14 1.2. Rumusan Masalah Untuk meningkatkan kualitas pendidikan dan pelayanan kegiatan proses belajar mengajar di lingkungan Universitas Sarjanawiyata Tamansiswa salah satu faktor yang sangat diperlukan adalah keandalan tenaga kependidikan dalam memberikan pelayanan. Berkaitan dengan hal tersebut organisasi harus mempertimbangkan segala sesuatu yang berkaitan dengan rotasi pekerjaan karena akan mempengaruhi kepuasan kerja karyawan yang nantinya terlihat pada kinerja karyawan (tenaga kependidikan) dalam mencapai keberhasilan peningkatan kualitas. Berdasarkan latar belakang permasalahan di atas dapat diketahui bahwa untuk meningkatkan kinerja di samping tetap menjaga komitmen secara baik maka juga mengupayakan untuk memelihara atau bahkan meningkatkan kepuasan kerja, karena kinerja karyawan akan meningkat apabila kepuasan karyawan terpenuhi hal ini sesuai pendapat dari Morrison (1997) dalam Muhadi (2007) yaitu karyawan akan memberikan yang terbaik apabila mereka juga mendapatkan yang terbaik dari perusahaan. Oleh karena itu untuk mengetahui bagaimana faktor pengaruh rotasi kerja terhadap kepuasan kerja dalam mempengaruhi kinerja karyawan maka perlu dilakukan penelitian terhadap tenaga kependidikan Universitas Sarjanawiyata Tamansiswa Yogyakarta. Adapun pertayaan yang timbul dalam penelitian ini adalah sebagai berikut: 1. Bagaimanakah pengaruh rotasi kerja terhadap kinerja tenaga kependidikan?

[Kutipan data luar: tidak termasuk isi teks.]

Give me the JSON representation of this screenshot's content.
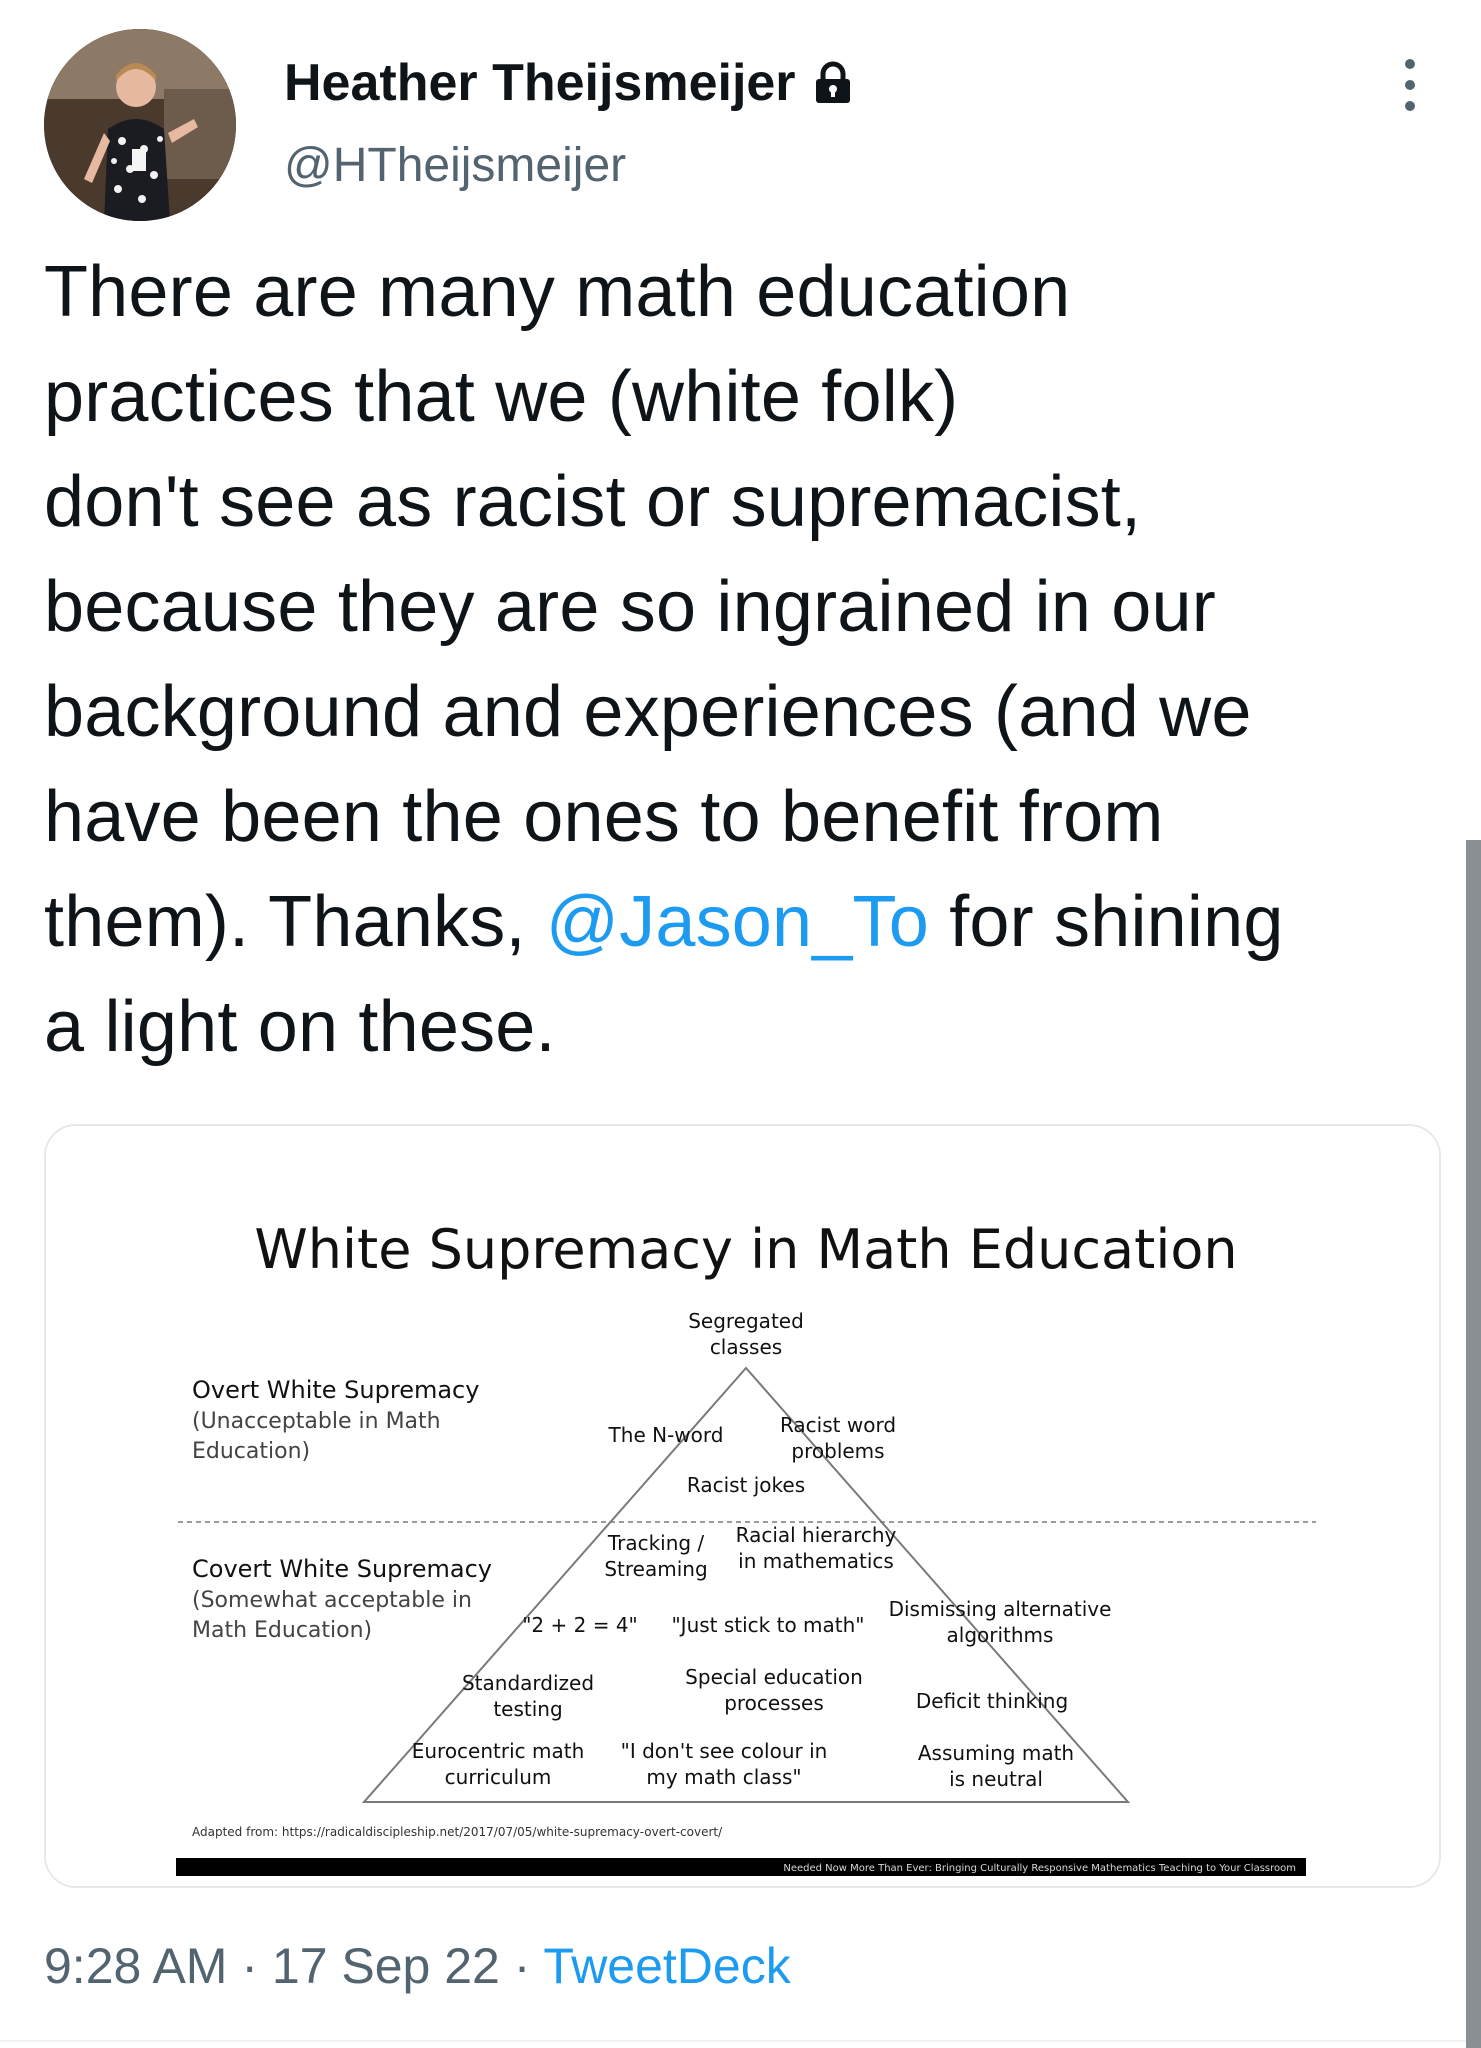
{
  "author": {
    "display_name": "Heather Theijsmeijer",
    "handle": "@HTheijsmeijer",
    "protected_icon": "lock-icon",
    "avatar": "avatar-photo"
  },
  "menu_icon": "more-vertical-icon",
  "tweet": {
    "lines": [
      "There are many math education",
      "practices that we (white folk)",
      "don't see as racist or supremacist,",
      "because they are so ingrained in our",
      "background and experiences (and we",
      "have been the ones to benefit from"
    ],
    "line7_prefix": "them). Thanks, ",
    "mention": "@Jason_To",
    "line7_suffix": " for shining",
    "line8": "a light on these."
  },
  "image": {
    "title": "White Supremacy in Math Education",
    "overt_heading": "Overt White Supremacy",
    "overt_sub_1": "(Unacceptable in Math",
    "overt_sub_2": "Education)",
    "covert_heading": "Covert White Supremacy",
    "covert_sub_1": "(Somewhat acceptable in",
    "covert_sub_2": "Math Education)",
    "apex_1": "Segregated",
    "apex_2": "classes",
    "nword": "The N-word",
    "racist_word_1": "Racist word",
    "racist_word_2": "problems",
    "racist_jokes": "Racist jokes",
    "tracking_1": "Tracking /",
    "tracking_2": "Streaming",
    "hierarchy_1": "Racial hierarchy",
    "hierarchy_2": "in mathematics",
    "dismissing_1": "Dismissing alternative",
    "dismissing_2": "algorithms",
    "two_plus_two": "\"2 + 2 = 4\"",
    "stick_to_math": "\"Just stick to math\"",
    "standardized_1": "Standardized",
    "standardized_2": "testing",
    "special_ed_1": "Special education",
    "special_ed_2": "processes",
    "deficit": "Deficit thinking",
    "eurocentric_1": "Eurocentric math",
    "eurocentric_2": "curriculum",
    "colour_1": "\"I don't see colour in",
    "colour_2": "my math class\"",
    "neutral_1": "Assuming math",
    "neutral_2": "is neutral",
    "source": "Adapted from: https://radicaldiscipleship.net/2017/07/05/white-supremacy-overt-covert/",
    "footer_banner": "Needed Now More Than Ever: Bringing Culturally Responsive Mathematics Teaching to Your Classroom"
  },
  "meta": {
    "time": "9:28 AM",
    "separator": " · ",
    "date": "17 Sep 22",
    "source_app": "TweetDeck"
  },
  "colors": {
    "mention": "#1d9bf0",
    "secondary_text": "#536471",
    "body_text": "#0f1419"
  }
}
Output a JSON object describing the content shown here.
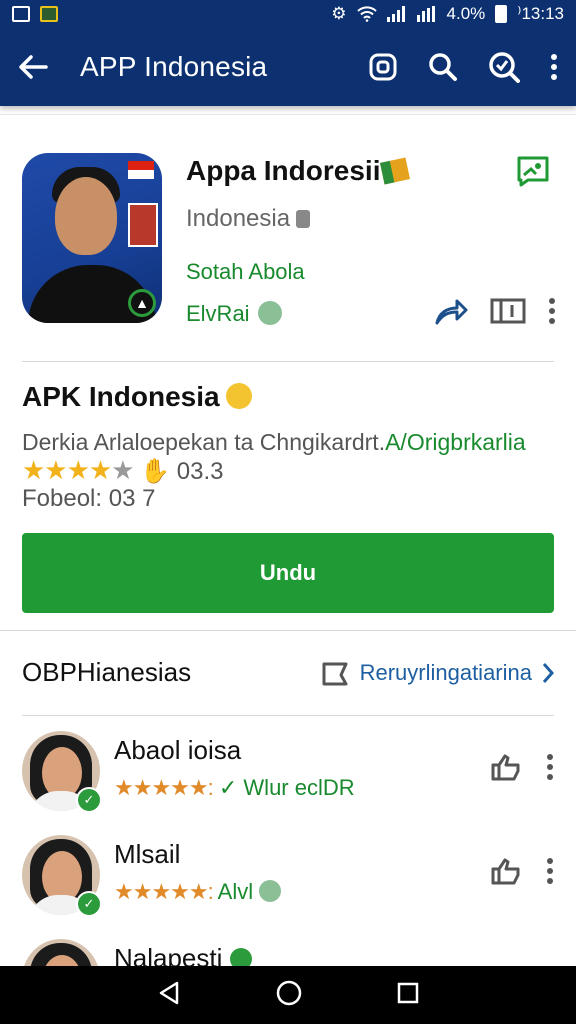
{
  "status_bar": {
    "battery": "4.0%",
    "time": "⁾13:13"
  },
  "app_bar": {
    "title": "APP Indonesia",
    "back_icon": "arrow-left-icon",
    "actions": [
      "screen-icon",
      "search-icon",
      "tag-search-icon",
      "more-vert-icon"
    ],
    "bg_color": "#0d3170"
  },
  "app_info": {
    "name": "Appa Indoresii",
    "developer": "Indonesia",
    "subtitle": "Sotah Abola",
    "meta": "ElvRai"
  },
  "details": {
    "title": "APK Indonesia",
    "description_grey": "Derkia Arlaloepekan ta Chngikardrt.",
    "description_green": "A/Origbrkarlia",
    "rating_value": "03.3",
    "rating_stars": 4,
    "count": "Fobeol: 03 7"
  },
  "install_button": {
    "label": "Undu",
    "color": "#1f9a34"
  },
  "list_section": {
    "header": "OBPHianesias",
    "link": "Reruyrlingatiarina"
  },
  "list_items": [
    {
      "name": "Abaol ioisa",
      "sub": "Wlur eclDR"
    },
    {
      "name": "Mlsail",
      "sub": "Alvl"
    },
    {
      "name": "Nalapesti",
      "sub": ""
    }
  ]
}
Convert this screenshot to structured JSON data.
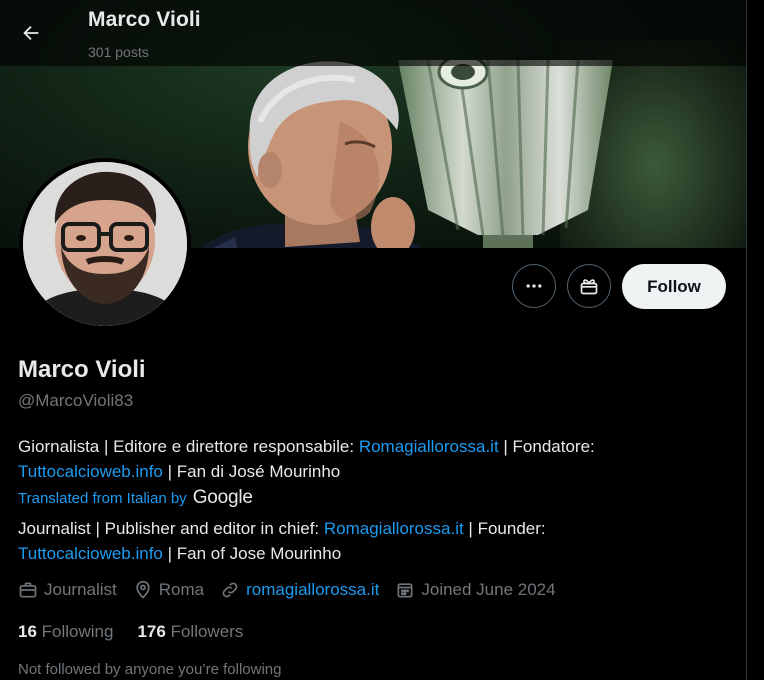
{
  "header": {
    "name": "Marco Violi",
    "posts": "301 posts"
  },
  "profile": {
    "display_name": "Marco Violi",
    "handle": "@MarcoVioli83",
    "bio_original": {
      "part1": "Giornalista | Editore e direttore responsabile: ",
      "link1": "Romagiallorossa.it",
      "part2": " | Fondatore: ",
      "link2": "Tuttocalcioweb.info",
      "part3": " | Fan di José Mourinho"
    },
    "translated_from": "Translated from Italian by",
    "translator_brand": "Google",
    "bio_translated": {
      "part1": "Journalist | Publisher and editor in chief: ",
      "link1": "Romagiallorossa.it",
      "part2": " | Founder: ",
      "link2": "Tuttocalcioweb.info",
      "part3": " | Fan of Jose Mourinho"
    },
    "meta": {
      "profession": "Journalist",
      "location": "Roma",
      "website": "romagiallorossa.it",
      "joined": "Joined June 2024"
    },
    "stats": {
      "following_count": "16",
      "following_label": "Following",
      "followers_count": "176",
      "followers_label": "Followers"
    },
    "not_followed_note": "Not followed by anyone you’re following"
  },
  "actions": {
    "follow_label": "Follow",
    "more_icon": "ellipsis-icon",
    "gift_icon": "gift-icon"
  },
  "colors": {
    "accent": "#1d9bf0",
    "background": "#000000",
    "text_primary": "#e7e9ea",
    "text_secondary": "#71767b",
    "follow_bg": "#eff3f4"
  }
}
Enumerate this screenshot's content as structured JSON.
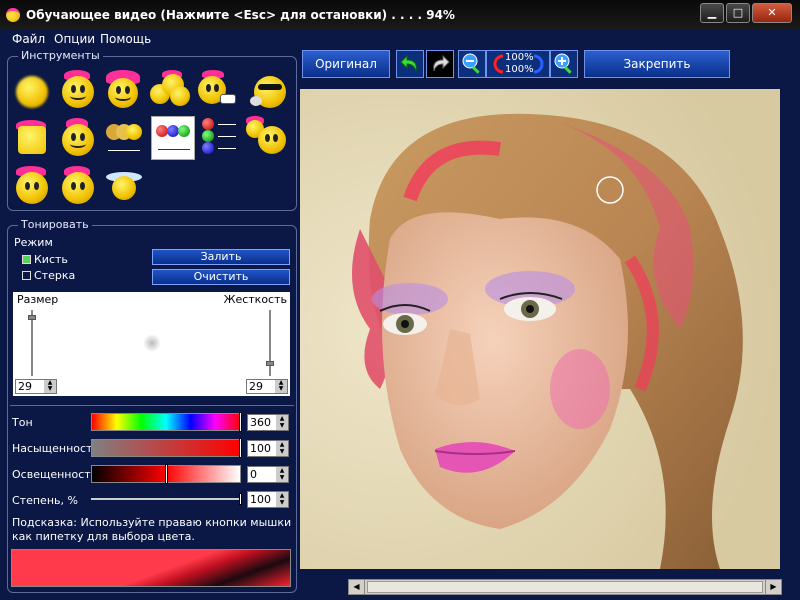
{
  "window": {
    "title": "Обучающее видео (Нажмите <Esc> для остановки) . . . . 94%",
    "buttons": {
      "minimize": "▁",
      "maximize": "□",
      "close": "✕"
    }
  },
  "menu": {
    "items": [
      "Файл",
      "Опции",
      "Помощь"
    ]
  },
  "tools_group": {
    "label": "Инструменты"
  },
  "tint_group": {
    "label": "Тонировать",
    "mode_label": "Режим",
    "brush_label": "Кисть",
    "eraser_label": "Стерка",
    "brush_checked": true,
    "eraser_checked": false,
    "fill_button": "Залить",
    "clear_button": "Очистить",
    "size_label": "Размер",
    "hardness_label": "Жесткость",
    "size_value": "29",
    "hardness_value": "29",
    "size_level": 0.9,
    "hardness_level": 0.2
  },
  "color_controls": {
    "hue_label": "Тон",
    "hue_value": "360",
    "saturation_label": "Насыщенность",
    "saturation_value": "100",
    "lightness_label": "Освещенность",
    "lightness_value": "0",
    "degree_label": "Степень, %",
    "degree_value": "100"
  },
  "hint": "Подсказка: Используйте праваю кнопки мышки как пипетку для выбора цвета.",
  "toolbar": {
    "original_button": "Оригинал",
    "zoom_in_text": "100%",
    "zoom_out_text": "100%",
    "apply_button": "Закрепить"
  },
  "colors": {
    "panel_bg": "#0b1745",
    "accent_blue": "#1f55c8",
    "hair_pink": "#ff2f98",
    "tint_red": "#ff1a1a"
  }
}
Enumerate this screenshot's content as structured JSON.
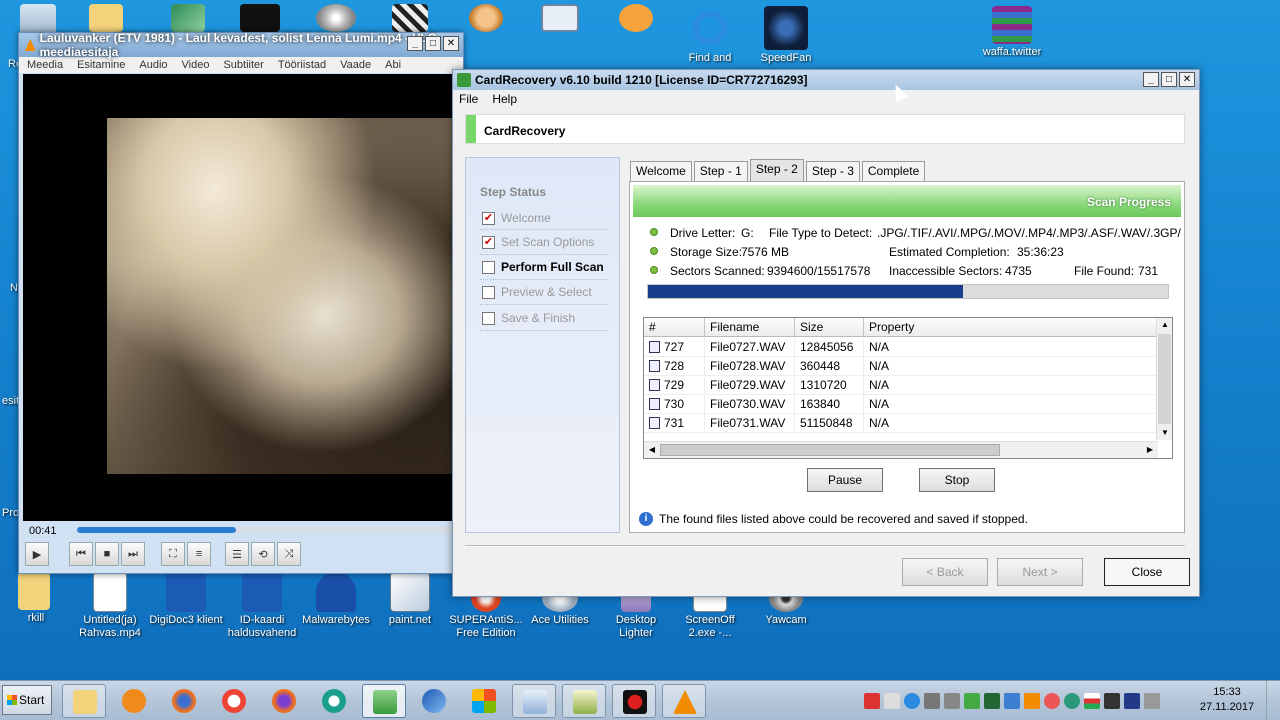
{
  "desktop": {
    "icons_top": [
      {
        "label": "Find and",
        "name": "find-and-icon"
      },
      {
        "label": "SpeedFan",
        "name": "speedfan-icon"
      },
      {
        "label": "waffa.twitter",
        "name": "winrar-archive-icon"
      }
    ],
    "icons_bottom": [
      {
        "label": "rkill",
        "name": "folder-icon"
      },
      {
        "label": "Untitled(ja) Rahvas.mp4",
        "name": "video-file-icon"
      },
      {
        "label": "DigiDoc3 klient",
        "name": "digidoc-icon"
      },
      {
        "label": "ID-kaardi haldusvahend",
        "name": "id-card-icon"
      },
      {
        "label": "Malwarebytes",
        "name": "malwarebytes-icon"
      },
      {
        "label": "paint.net",
        "name": "paint-net-icon"
      },
      {
        "label": "SUPERAntiS... Free Edition",
        "name": "superantispyware-icon"
      },
      {
        "label": "Ace Utilities",
        "name": "ace-utilities-icon"
      },
      {
        "label": "Desktop Lighter",
        "name": "desktop-lighter-icon"
      },
      {
        "label": "ScreenOff 2.exe -...",
        "name": "screenoff-icon"
      },
      {
        "label": "Yawcam",
        "name": "yawcam-icon"
      }
    ],
    "edge_labels": [
      "Re",
      "N",
      "esit",
      "Pro"
    ]
  },
  "vlc": {
    "title": "Lauluvanker (ETV 1981) - Laul kevadest, solist Lenna Lumi.mp4 - VLC meediaesitaja",
    "menu": [
      "Meedia",
      "Esitamine",
      "Audio",
      "Video",
      "Subtiiter",
      "Tööriistad",
      "Vaade",
      "Abi"
    ],
    "time": "00:41",
    "progress_fraction": 0.42
  },
  "cardrecovery": {
    "title": "CardRecovery v6.10 build 1210  [License ID=CR772716293]",
    "menu": [
      "File",
      "Help"
    ],
    "banner": "CardRecovery",
    "step_status_header": "Step Status",
    "steps": [
      {
        "label": "Welcome",
        "checked": true,
        "current": false
      },
      {
        "label": "Set Scan Options",
        "checked": true,
        "current": false
      },
      {
        "label": "Perform Full Scan",
        "checked": false,
        "current": true
      },
      {
        "label": "Preview & Select",
        "checked": false,
        "current": false
      },
      {
        "label": "Save & Finish",
        "checked": false,
        "current": false
      }
    ],
    "tabs": [
      "Welcome",
      "Step - 1",
      "Step - 2",
      "Step - 3",
      "Complete"
    ],
    "active_tab": "Step - 2",
    "scan_header": "Scan Progress",
    "drive_letter_label": "Drive Letter:",
    "drive_letter": "G:",
    "file_type_label": "File Type to Detect:",
    "file_types": ".JPG/.TIF/.AVI/.MPG/.MOV/.MP4/.MP3/.ASF/.WAV/.3GP/",
    "storage_size_label": "Storage Size:",
    "storage_size": "7576 MB",
    "estimated_completion_label": "Estimated Completion:",
    "estimated_completion": "35:36:23",
    "sectors_scanned_label": "Sectors Scanned:",
    "sectors_scanned": "9394600/15517578",
    "inaccessible_label": "Inaccessible  Sectors:",
    "inaccessible": "4735",
    "file_found_label": "File Found:",
    "file_found": "731",
    "scan_progress_fraction": 0.605,
    "table_headers": [
      "#",
      "Filename",
      "Size",
      "Property"
    ],
    "rows": [
      {
        "num": "727",
        "filename": "File0727.WAV",
        "size": "12845056",
        "property": "N/A"
      },
      {
        "num": "728",
        "filename": "File0728.WAV",
        "size": "360448",
        "property": "N/A"
      },
      {
        "num": "729",
        "filename": "File0729.WAV",
        "size": "1310720",
        "property": "N/A"
      },
      {
        "num": "730",
        "filename": "File0730.WAV",
        "size": "163840",
        "property": "N/A"
      },
      {
        "num": "731",
        "filename": "File0731.WAV",
        "size": "51150848",
        "property": "N/A"
      }
    ],
    "pause_label": "Pause",
    "stop_label": "Stop",
    "note": "The found files listed above could be recovered and saved if stopped.",
    "back_label": "< Back",
    "next_label": "Next >",
    "close_label": "Close"
  },
  "taskbar": {
    "start_label": "Start",
    "clock_time": "15:33",
    "clock_date": "27.11.2017"
  },
  "colors": {
    "desktop_blue": "#1583cf",
    "scan_green": "#6cc85a",
    "progress_navy": "#1a3f8a",
    "vlc_orange": "#f28b00"
  }
}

15 2. Bagaimanakah pengaruh rotasi kerja terhadap kepuasan kerja tenaga kependidikan? 3. Bagaimanakah pengaruh kepuasan kerja terhadap kinerja tenaga kependidikan? 1.3. Tujuan Penelitian Penelitian ini bertujuan untuk menganalisis : 1. Pengaruh secara langsung antara rotasi kerja terhadap kinerja tenaga kependidikan Universitas Sarjanawiyata Tamansiswa. 2. Pengaruh secara langsung antara rotasi kerja terhadap kepuasan kerja tenaga kependidikan Universitas Sarjanawiyata Tamansiswa. 3. Pengaruh secara langsung antara kepuasan kerja terhadap kinerja tenaga kependidikan. 1.4. Manfaat Penelitian Penelitian ini bermanfaat secara empiris, praktis (policy), maupun teoritis. Secara empiris, penelitian ini memberikan kontribusi terhadap literature manajemen mengenai pengembangan teori yang berkaitan dengan memberikan kontribusi pada pengembangan model hubungan rotasi kerja terhadap kepuasan kerja dalam mempengaruhi kinerja. Secara praktis (policy), penelitian ini menyediakan informasi bagi penelitian selanjutnya yaitu mengenai hubungan rotasi kerja terhadap kepuasan kerja dalam mempengaruhi kinerja tenaga kependidikan dan dapat digunakan sebagai bahan pertimbangan dalam
16 pengelolaan sumberdaya manusia. Secara teoritis, penelitian ini diharapkan dapat menambah pengetahuan dan pengembangan ilmu pengetahuan khususnya bidang sumber daya manusia.